No dia seguinte, era a vez de João ficar em casa. Fez todo o trabalho na cozinha da melhor maneira e, enquanto estava entretido a tirar a espuma do caldeirão, chegou o encarquilhado anão exigindo um pedaço de carne. João disse de si para si: "E' um pobre diabo, vou dar-lhe um pouco do meu quinhão para não prejudicar os outros." E cortou-lhe uma bela fatia de carne; o anão, depois de a ter devorado pediu mais outra e o bom João deu-lhe outro bocado maior ainda, achando que era bastante e que com isso devia ficar satisfeito. Mas o anão voltou pela terceira vez à carga.
- Agora basta, - disse João; - és muito descarado.
Então o perverso anão tentou atirar-se a ele e maltratá-lo como fizera aos outros; mas, dessa vez, errou o golpe. Sem se descompor, João aplicou-lhe um par de bofetadas bem dadas, que o fez rolar pela escada abaixo. Quis ainda correr-lhe atrás para completar o castigo, mas tropeçou e caiu de comprido sobre ele. Quando se levantou, o anão já tinha tomado dianteira. João foi em perseguição dele até à floresta e viu-o desaparecer subitamente por uma abertura na rocha. Então voltou para casa, mas fitou bem o lugar.
Os outros dois companheiros, quando voltaram à noite, admiraram-se de encontrá-lo bem disposto como de costume. Ele contou-lhes a aventura e os dois, então não se calaram mais e revelaram o que a eles próprios havia acontecido.
- E' muito bem feito, - disse João rindo a valer. - Por quê não lhe destes uma pequena porção do vosso jantar? E' uma vergonha, assim tão grandes e fortes, deixaram-se espancar por um simples anão.

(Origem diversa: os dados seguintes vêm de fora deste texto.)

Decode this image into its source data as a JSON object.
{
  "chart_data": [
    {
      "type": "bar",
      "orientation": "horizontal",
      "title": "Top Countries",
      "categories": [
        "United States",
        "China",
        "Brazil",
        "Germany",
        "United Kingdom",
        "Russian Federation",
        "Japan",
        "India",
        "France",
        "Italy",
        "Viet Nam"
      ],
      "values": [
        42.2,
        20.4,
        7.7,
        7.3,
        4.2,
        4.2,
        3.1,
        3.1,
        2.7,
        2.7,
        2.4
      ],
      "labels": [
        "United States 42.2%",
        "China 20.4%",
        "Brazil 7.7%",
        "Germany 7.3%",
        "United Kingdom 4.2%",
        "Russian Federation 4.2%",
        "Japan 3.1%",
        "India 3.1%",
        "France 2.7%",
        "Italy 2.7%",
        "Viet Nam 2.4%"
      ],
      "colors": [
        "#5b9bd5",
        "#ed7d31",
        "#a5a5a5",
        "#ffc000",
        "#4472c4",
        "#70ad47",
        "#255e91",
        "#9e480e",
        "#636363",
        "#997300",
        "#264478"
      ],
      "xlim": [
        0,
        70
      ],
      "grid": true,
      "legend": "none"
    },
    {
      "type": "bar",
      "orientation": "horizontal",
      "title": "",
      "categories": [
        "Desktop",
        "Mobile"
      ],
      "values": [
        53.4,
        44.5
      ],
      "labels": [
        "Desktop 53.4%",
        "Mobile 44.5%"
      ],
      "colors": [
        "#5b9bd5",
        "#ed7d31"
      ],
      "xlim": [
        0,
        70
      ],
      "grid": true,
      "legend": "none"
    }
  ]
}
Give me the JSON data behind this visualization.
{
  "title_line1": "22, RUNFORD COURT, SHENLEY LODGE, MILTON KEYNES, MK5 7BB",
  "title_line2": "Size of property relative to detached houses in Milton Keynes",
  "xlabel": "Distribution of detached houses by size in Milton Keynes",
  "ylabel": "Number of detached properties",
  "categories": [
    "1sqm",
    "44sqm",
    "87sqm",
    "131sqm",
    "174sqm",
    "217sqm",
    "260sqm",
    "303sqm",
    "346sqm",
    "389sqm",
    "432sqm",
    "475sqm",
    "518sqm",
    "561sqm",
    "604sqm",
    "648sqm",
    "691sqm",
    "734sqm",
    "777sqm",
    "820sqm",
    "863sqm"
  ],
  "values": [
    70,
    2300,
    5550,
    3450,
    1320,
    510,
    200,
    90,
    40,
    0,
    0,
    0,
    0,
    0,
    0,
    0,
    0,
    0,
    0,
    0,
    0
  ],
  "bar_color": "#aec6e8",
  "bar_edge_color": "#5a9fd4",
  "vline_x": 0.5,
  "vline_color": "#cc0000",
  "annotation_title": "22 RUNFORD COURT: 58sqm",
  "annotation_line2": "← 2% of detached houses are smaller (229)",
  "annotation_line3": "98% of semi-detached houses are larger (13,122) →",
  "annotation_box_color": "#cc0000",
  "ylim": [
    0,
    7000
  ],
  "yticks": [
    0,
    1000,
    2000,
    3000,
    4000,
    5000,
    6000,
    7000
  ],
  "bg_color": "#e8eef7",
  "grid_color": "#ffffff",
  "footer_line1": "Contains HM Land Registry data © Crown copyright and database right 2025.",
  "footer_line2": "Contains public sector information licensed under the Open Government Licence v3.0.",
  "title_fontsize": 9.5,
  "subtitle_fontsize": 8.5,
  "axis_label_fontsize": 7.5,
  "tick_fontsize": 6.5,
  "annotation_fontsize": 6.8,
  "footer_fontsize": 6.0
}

No dia seguinte, munidos de cestos e cordas, foram os três até à fenda do rochedo, por onde desaparecera o anão, e João, pondo-se dentro do cesto, foi descido pelos companheiros até ao fundo do poço. Chegando ao fundo, ele encontrou uma porta solidamente fechada; com grande esforço conseguiu abri-la e viu numa sala, uma jovem linda como o sol, tão linda que é impossível descrever. E perto dela estava acocorado o perverso anão, que, ao ver o rapaz, fez uma careta medonha de porco-espinho. A jovem estava acorrentada e fitou João de maneira tão triste que ele se compadeceu e disse de si para si: "Hei de libertá-la das garras desse horrível anão!" E, sem mais, deu no anão algumas pauladas deixando-o morto no chão. Imediatamente caíram as correntes que prendiam a jovem e João ficou como que subjugado pela sua beleza.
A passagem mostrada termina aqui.